Tuesday, September 15, 2020

I'll cop to picking this issue just 'cause I wanted to listen to the Specials.


Picked out of the mountain of comics I ordered mid-COVID, from 2011, Jonah Hex #67, "Ghost Town" Written by Justin Gray and Jimmy Palmiotti, art by Jordi Bernet.

This one opens with a sheriff stirring up the townspeople, to go get that murderin' bastard Jonah Hex; who appears to have had his good name slandered again, as happens every so often. Elsewhere, a wagon and riders are ambushed and nearly all killed, when Hex shows up with a stick of dynamite. One of the surviving cowboys notes Hex didn't so much as save them, as not want to be messed with today; but the reluctant Hex helps them get their wagonful of medicine to a town afflicted with the pox. Hex then masks up--like a good citizen, or at least not a complete moron--and takes the wagon in.

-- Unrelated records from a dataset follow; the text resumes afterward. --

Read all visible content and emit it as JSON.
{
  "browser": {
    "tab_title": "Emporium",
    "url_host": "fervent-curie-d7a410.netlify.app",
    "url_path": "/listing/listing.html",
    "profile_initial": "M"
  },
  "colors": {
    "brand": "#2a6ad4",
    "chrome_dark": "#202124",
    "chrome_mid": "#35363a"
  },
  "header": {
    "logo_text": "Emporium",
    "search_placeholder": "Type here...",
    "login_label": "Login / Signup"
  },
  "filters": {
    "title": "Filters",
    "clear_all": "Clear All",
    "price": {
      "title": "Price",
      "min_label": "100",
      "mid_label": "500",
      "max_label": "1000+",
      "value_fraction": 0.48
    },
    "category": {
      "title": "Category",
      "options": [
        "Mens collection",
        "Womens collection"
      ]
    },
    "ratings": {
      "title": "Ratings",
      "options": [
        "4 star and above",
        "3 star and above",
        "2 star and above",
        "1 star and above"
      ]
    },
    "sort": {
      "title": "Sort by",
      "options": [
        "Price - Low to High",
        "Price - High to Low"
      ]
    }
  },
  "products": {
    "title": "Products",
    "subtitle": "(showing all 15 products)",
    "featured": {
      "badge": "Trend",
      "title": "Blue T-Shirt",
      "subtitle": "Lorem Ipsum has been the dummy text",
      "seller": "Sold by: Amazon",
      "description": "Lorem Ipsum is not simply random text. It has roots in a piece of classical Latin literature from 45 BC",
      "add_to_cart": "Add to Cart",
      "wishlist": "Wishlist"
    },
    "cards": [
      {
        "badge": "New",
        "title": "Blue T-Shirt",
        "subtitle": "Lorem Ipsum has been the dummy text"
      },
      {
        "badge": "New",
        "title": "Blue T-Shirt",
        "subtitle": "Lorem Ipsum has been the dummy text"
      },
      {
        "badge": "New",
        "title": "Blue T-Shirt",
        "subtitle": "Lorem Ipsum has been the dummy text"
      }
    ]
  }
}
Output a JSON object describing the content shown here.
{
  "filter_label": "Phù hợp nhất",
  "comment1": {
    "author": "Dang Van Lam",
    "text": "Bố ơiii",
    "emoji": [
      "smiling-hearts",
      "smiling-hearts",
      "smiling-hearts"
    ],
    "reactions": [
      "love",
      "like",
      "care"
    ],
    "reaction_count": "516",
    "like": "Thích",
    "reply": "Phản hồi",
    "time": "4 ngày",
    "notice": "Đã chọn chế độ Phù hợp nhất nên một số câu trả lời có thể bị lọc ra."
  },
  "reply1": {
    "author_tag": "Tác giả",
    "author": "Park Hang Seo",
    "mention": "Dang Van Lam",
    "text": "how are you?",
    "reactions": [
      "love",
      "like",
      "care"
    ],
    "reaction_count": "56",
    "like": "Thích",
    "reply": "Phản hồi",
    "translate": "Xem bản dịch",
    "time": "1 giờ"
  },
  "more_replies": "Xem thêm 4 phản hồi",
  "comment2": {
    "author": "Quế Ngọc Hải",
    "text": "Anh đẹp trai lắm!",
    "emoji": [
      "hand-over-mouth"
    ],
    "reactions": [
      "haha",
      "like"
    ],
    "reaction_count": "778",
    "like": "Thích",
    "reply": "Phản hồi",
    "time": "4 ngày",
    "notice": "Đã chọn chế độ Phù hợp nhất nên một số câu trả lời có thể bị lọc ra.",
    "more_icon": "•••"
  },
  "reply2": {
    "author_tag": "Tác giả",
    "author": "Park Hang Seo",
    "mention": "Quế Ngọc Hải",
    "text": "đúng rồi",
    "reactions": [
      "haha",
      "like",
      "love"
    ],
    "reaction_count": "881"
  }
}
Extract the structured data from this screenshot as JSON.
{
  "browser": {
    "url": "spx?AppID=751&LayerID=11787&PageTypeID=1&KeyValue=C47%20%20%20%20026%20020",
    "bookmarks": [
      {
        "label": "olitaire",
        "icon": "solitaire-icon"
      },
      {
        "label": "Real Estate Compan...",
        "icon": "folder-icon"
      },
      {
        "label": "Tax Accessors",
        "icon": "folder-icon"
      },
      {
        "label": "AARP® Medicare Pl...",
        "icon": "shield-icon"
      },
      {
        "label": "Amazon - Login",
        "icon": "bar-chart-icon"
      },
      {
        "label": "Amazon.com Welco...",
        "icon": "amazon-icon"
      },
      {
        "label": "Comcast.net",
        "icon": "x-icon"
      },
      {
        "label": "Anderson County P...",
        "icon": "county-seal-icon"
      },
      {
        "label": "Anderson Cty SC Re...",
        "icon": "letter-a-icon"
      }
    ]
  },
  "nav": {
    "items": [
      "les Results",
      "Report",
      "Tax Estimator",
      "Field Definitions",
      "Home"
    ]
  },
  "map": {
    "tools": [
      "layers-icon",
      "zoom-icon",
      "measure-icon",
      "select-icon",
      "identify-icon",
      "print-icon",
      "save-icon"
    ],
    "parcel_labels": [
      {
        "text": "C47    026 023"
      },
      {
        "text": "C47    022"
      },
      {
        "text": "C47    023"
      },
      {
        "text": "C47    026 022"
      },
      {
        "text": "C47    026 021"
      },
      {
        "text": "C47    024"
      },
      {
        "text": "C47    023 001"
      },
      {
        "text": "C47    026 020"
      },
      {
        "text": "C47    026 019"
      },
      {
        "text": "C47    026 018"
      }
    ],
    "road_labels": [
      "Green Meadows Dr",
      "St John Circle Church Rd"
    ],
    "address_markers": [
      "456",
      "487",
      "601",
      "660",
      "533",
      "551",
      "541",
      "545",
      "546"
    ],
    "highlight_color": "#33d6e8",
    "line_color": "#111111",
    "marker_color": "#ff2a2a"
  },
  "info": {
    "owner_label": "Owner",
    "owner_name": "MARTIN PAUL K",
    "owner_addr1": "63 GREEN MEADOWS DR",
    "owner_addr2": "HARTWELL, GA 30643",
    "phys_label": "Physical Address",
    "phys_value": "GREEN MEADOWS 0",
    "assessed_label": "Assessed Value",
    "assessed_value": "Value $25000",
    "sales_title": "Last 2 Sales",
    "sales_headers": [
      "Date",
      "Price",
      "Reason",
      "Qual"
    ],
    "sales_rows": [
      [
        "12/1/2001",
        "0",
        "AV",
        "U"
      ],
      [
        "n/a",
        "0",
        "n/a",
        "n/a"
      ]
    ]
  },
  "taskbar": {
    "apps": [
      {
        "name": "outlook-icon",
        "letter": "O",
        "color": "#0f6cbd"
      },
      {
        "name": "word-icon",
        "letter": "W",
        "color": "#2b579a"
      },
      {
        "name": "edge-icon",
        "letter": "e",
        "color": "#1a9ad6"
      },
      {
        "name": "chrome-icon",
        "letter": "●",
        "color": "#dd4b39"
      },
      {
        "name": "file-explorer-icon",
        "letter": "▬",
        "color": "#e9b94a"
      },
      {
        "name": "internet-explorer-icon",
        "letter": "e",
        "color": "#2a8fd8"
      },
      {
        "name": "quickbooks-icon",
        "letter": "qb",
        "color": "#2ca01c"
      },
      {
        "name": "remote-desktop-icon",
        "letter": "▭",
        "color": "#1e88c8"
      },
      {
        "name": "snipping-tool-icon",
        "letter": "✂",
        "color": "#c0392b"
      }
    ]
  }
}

Of course, this being a Jonah Hex comic, even in plaguetown somebody takes a potshot at Hex. He finds "a man on a crusade to see you dead," wearing the Confederate grays as to pass himself off as Hex. He also had the pox, and presented that as a dilemma for Hex: to clear his name, Hex needed the guy's corpse, but couldn't take it to another town without risking the spread of infection. The guy probably wasn't expecting Hex to take it upon himself to nurse him back to health. Meanwhile, outside the town, the angry sheriff and his posse question the two riders still camped out there, who don't think Hex is that bad of a guy, but you do you.

The posse arrives to find both Hex and his imposter in the bar, and the latter suggests maybe they should kill both of them to make sure. Instead, Hex kills him for the bounty; which convinces the posse he's the real deal: a bastard. They leave Hex--who said he already had the pox, so didn't care--drinking happily alone in a ghost town bar, "like church in hell with a congregation of ghosts." Sounds like a fun evening!

1 comment:

Mr. Morbid's House Of Fun said...

Now that's a pretty badass story right there. Definitely feels like something Michael Fleisher would've wrote back in his heyday.

Church in Hell with a conflagration of ghosts eh?
Hopefully that's what 2021 is for us next year.